Incidents rue de la Roquette: Serge Benhaim dément toute attaque de la synagogue

Photo : Malcolm X

Il n'y a jamais eu d'attaque de la synagogue de la Roquette à Paris ni ailleurs du reste !

Où sont les résultats publics des enquêtes de Police et les démentis officiels de Hollande, Cazeneuve et Valls qui utilisent les mensonges d'état et du lobby sioniste pour réprimer le peuple Français ?

Encore un false flag et un mensonge d'état honteusement exploité par le CRIF, les traîtres du Gouverne-MENT et les merdias aux ordres pour faire monter la propagande mensongère et raciste contre les arabes, et faire interdire les manifestations pro-palestiniennes à Paris, car c'est en s'appuyant sur ces mensonges d'état que la manifestation a été interdite à Paris  pour provoquer les manifestants pro-palestiniens  !

I-Télé a voulu en avoir le coeur net sur ce qui s'était réellement passé à la synagogue de la Roquette le 13 juillet dernier, en allant  interviewer le Président de la synagogue qui était sur place le 13 juillet et qui a été interrogé par la Police ! Du reste, s'il y avait eu dégradation volontaire de la synagogue, il aurait dû y avoir une plainte déposée par le président de la synagogue, mais le problème c'est qu'il n'y en pas puisqu'il ne s'est rien passé dans la synagogue ce que sait la Police, le Parquet de Paris, le Ministère de la Justice, la Préfecture de Paris, le Ministre de l'intérieur, le Premier Sinistre, et Hollande !

Où est la plainte déposée par Serge Benhaïm le Président de la synagogue ?

On vous laisse apprécier l'honnêteté et la sincérité du Président de la synagogue de la Roquette et de I-Télé ! Pour une fois un media honnête !

 

Incidents rue de la Roquette: Serge Benhaïm dément toute attaque de la synagogue

 

Ceci est le second témoignage que nous avons recueilli, celui du président de la Synagogue Don Isaac Abravanel, située Rue de la Roquette, là où ont eu lieu les affrontements entre la Ligue de Défense Juive et les manifestants pro-palestiniens, en marge de la manifestation en soutien à la Palestine dimanche 13 juillet dernier, à Paris. Encore une fois, nous avons fait le choix de vous livrer cet entretien sans aucun montage et aucune coupure, vous entendrez donc les questions de notre journaliste Julien Nény ainsi que les réponses de Serge Benhaïm dans leur intégralité.

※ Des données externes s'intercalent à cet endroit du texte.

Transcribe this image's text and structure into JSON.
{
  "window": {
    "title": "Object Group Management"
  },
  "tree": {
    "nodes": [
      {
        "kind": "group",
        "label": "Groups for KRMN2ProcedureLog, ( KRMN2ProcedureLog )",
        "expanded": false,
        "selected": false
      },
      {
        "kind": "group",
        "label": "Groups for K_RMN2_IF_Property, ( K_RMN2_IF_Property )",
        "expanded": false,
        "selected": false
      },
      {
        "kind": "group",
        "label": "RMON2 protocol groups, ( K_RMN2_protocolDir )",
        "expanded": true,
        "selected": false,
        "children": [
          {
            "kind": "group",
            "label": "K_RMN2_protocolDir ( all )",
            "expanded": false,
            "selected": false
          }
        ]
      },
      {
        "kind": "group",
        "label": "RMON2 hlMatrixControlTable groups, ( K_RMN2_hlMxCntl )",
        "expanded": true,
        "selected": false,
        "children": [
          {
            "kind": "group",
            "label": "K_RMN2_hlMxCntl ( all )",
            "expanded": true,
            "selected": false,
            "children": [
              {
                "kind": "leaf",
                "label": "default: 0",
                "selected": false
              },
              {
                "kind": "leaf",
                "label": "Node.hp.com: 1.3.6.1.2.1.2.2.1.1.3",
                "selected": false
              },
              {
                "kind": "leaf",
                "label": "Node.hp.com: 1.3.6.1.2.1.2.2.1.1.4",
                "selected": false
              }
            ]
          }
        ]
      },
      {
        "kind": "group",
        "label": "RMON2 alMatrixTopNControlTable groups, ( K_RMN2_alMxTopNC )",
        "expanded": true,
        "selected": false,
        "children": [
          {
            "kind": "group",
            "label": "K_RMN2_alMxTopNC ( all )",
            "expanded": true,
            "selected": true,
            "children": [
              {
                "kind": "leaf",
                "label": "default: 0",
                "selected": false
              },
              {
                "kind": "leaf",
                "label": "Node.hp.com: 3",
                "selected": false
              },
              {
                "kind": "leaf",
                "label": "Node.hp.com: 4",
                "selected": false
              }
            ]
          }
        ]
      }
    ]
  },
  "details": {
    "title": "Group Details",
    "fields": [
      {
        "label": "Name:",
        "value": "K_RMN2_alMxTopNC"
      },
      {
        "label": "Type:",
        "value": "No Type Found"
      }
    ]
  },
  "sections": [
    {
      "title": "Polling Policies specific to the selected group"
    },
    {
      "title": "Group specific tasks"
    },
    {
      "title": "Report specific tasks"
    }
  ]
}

La synagogue, théâtre d’un rassemblement "pour la paix en Israël"

Serge Benhaïm confirme avoir décidé de faire une "prière pour la paix en Israël", en convoquant les fidèles par différents moyens, notamment celui de la page Facebook de la synagogue. Il indique qu’à chaque fois qu’une manifestation est organisée, les forces de polices sont prévenus, une pratique habituelle afin d’assurer la sécurité du lieu de culte et des fidèles qui s’y rendent. (Déjà on peut se demander pour quelles raisons la synagogue doit être protégée dans un pays de Droit. En s'il en est de même pour les autres lieux de cultes? Néanmoins cela nous rassure sur le fait que la Synagogue étant protégée, personne n'a pu aller la dégrader ). 

"Aucun problème" pour maintenir cette manifestation, selon les forces de l’ordre

Lorsque le président de la synagogue de la rue de la Roquette a averti les forces de l’ordre (le commissariat local) de la tenue de cette "prière pour la paix", la police l’a informé en retour de la tenue du rassemblement pro-Palestine ce même jour avec pour terminus la place de la Bastille. Serge Benhaïm nous confie que les forces de l’ordre lui ont dit qu’il n’y avait "aucun problème", que c’était "hyper couvert, hyper sécurisé", la raison pour laquelle le président de la synagogue a pris la décision de ne pas annuler le rassemblement prévu à la synagogue Don Abravanel à 17h30 ce dimanche 13 juillet.

Les forces de l’ordre là pour "contrer les manifestants"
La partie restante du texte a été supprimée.